Pourquoi la langue est importante

Alors, comment parler d’équité en santé sans parler d’iniquités? Les données ont certainement un rôle à jouer pour définir l’étendue des problèmes et déterminer où et comment nous devons agir. Pourtant, comme nous l’avons soutenu ici, se concentrer étroitement sur l’élimination des inégalités ne suffit pas pour fixer des objectifs plus ambitieux et pertinents pour la communauté qui vont au-delà de la simple réduction d’un écart. Et, alors que nous devons utiliser le langage « éliminer les inégalités » dans nos programmes, pratiques, politiques et recherches en santé, reconnaissons au moins – avec les étudiants, collègues, partenaires et bailleurs de fonds – la nature problématique de cette approche.

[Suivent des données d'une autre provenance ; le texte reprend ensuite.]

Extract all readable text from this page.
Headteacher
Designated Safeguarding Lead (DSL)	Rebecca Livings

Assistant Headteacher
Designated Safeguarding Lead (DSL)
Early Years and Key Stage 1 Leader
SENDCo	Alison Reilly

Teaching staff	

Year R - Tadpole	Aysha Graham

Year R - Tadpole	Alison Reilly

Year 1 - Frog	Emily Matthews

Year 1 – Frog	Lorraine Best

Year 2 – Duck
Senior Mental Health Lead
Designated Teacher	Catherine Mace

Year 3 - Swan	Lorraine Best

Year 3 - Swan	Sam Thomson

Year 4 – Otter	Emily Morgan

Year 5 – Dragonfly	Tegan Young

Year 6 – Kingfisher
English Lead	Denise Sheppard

Pourquoi nos mots sont-ils importants ? Comme l’a dit Bell Hooks, « Changer notre façon de penser la langue et la façon dont nous l’utilisons modifie nécessairement la façon dont nous savons ce que nous savons. » La langue est importante parce que nos mots peuvent refléter notre cœur et façonner notre esprit. L’attention portée à la langue nous fait passer d’une « langue juste-est » – une mentalité de laisser-faire, « c’est-ce-que-c’est » – à une « justice linguistique » – un lasik de la langue qui humanise et reconnaît l’interdépendance de nous tous. , par exemple grâce à une formulation centrée sur la personne et à des mots moins anthropocentriques.

L’équité en santé sera expérimentée (non atteinte, comme l’a écrit Ryan J. Petteway) lorsque nous fixons des objectifs ambitieux mais réalisables pour la santé de tous les humains et que nous travaillons ensemble pour atteindre ces objectifs.